Non, la raison principale qui a conduit à cette décision et à la fermeture de cette chaîne, c’est qu’elle avait un direct 24h/24 sur la situation sur place et les journalistes commentaient les images en disant qu’il fallait y aller, qu'il se passait des choses graves, qu'ils se faisaient massacrer. Ils donnaient uniquement la parole aux opposants, et ne parlaient que de ça.

Mais n’est-ce pas contradictoire avec la liberté d'expression à laquelle les géorgiens sont si attachés?

La liberté d’expression soit mais la caricature qu’elle mettait en scène représente un véritable danger pour la démocratie géorgienne. Cette chaine n’était pas une tribune d’expression libre. Je connais beaucoup de géorgiens qui travaillaient sur cette chaine et je regrette vraiment qu’elle n’existe plus. Mais elle n’était plus ce média de qualité, indépendant. Certains journalistes ont même refusé de continuer à y travailler car ils avaient le sentiment de se faire manipuler. Il y avait une véritable instrumentalisation lors de ces évènements. Du jour au lendemain il n’y avait plus d’indépendance, ils avaient clairement pris parti pour un camp en remettant en cause un ferment important de leur fonctionnement.

Mais n’est pas le propre de la liberté d’expression que de devoir, pour un pouvoir, faire face à des oppositions d’appréciations et d’opinion, quand bien même elle serait fomentée, construite, influée par un média ?

En vérité cette chaine s’est toujours montrée critique à l’égard de Saakachvili, depuis le début. Si le pouvoir avait voulu réellement fermer cette chaine parce qu’elle ne les arrangeait pas alors ils auraient pu le faire depuis un moment. Mais il faut bien comprendre une chose: cette chaine c’est celle de Patarkatsichvili et c’est lui qui l'instrumentalise. En fait il y a un événement fondamental qui a provoqué la fermeture. Cela se déroule le soir de la dispersion des occupants. Beaucoup d’entre eux sont partis en direction de la grande église orthodoxe de Tbilissi. Et la chaine a passé l’information que l’église allait être attaquée par les forces de l’ordre. Or il faut comprendre la puissance de cette nouvelle en Géorgie. Attaquer une église pour n’importe qui c’est du suicide. C’est une institution intouchable. Tous les géorgiens quels qu’ils soient sont choqués par une annonce pareille. La télévision a finalement reconnu qu’il s’agissait d’une fausse rumeur. Mais pour le pouvoir cela constitue une irrémédiable provocation. C’est aussi pour cette raison que Imedi a été interdite.

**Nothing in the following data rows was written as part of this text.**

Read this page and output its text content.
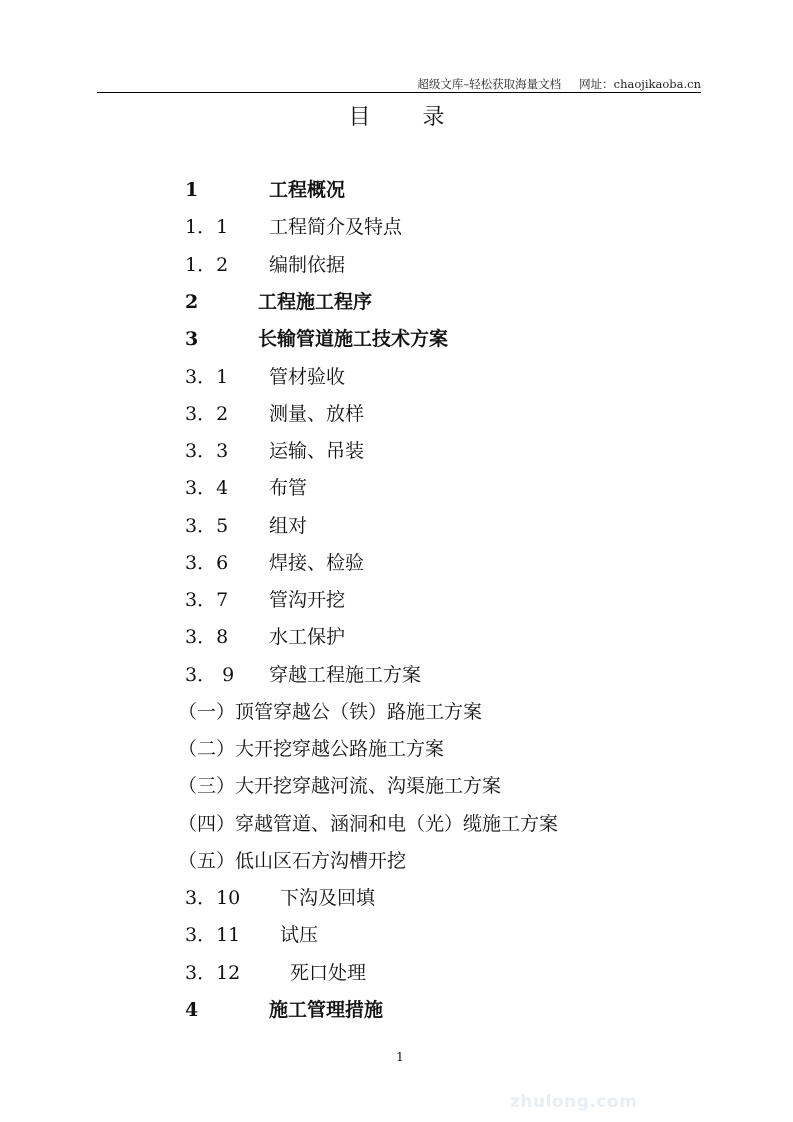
超级文库–轻松获取海量文档 网址：chaojikaoba.cn
目 录
1	工程概况
1．1 工程简介及特点
1．2 编制依据
2	工程施工程序
3	长输管道施工技术方案
3．1 管材验收
3．2 测量、放样
3．3 运输、吊装
3．4 布管
3．5 组对
3．6 焊接、检验
3．7 管沟开挖
3．8 水工保护
3． 9 穿越工程施工方案
（一）顶管穿越公（铁）路施工方案
（二）大开挖穿越公路施工方案
（三）大开挖穿越河流、沟渠施工方案
（四）穿越管道、涵洞和电（光）缆施工方案
（五）低山区石方沟槽开挖
3．10 下沟及回填
3．11 试压
3．12	死口处理
4	施工管理措施
1
zhulong.com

Si on revient sur la chronologie des évènements politiques en Géorgie. Révolution des Roses en novembre 2003, janvier 2004 se déroulent les élections présidentielles, mars 2004, ce sont les législatives. Un calendrier d’une normalité absolue. Par contre on s’aperçoit qu’entre le score des présidentielles de Saakachvili, 95%, et celui des législatives, les partisans de la révolution des roses connaissent un recul net. Est ce que les révolutions des roses qu’ont connu ces pays, à l’instar de l’Ukraine, sont condamnées à revoir l’optimisme issu de ces élans populaires ?

En réalité c’est normal. Le président Saakachvili était vraiment la tête de ce mouvement. Il a été dans l’opposition longtemps et finalement la révolution des roses a consacré le discours qu’il tenait seul depuis plusieurs années. Il a porté véritablement le peuple avec lui. C’est donc 95% exclusivement pour sa personne.

Dans ce cas pourquoi les géorgiens ne lui ont-ils pas donné les moyens de mener sa politique lors des élections législatives ?

La popularité de Saakachvili est toujours la même, toujours aussi forte. Ce n’est pas un changement d’opinion. Mais là il s’agit d’élections législatives qui concernent certes le pouvoir, le chef de l’Etat, le gouvernement mais aussi des partis qui ont fait leur campagne, qui ont constitué des alliances. En outre la scène politique s’est calmée, s’est démocratisée. Dès lors il n’y avait plus d’urgence telle que pendant et au lendemain de la révolution des roses. La campagne a donc pris des traits normaux, s’est occidentalisée. 95% c’est digne d’une république bananière ou alors d’une situation particulière, d’une révolution par exemple.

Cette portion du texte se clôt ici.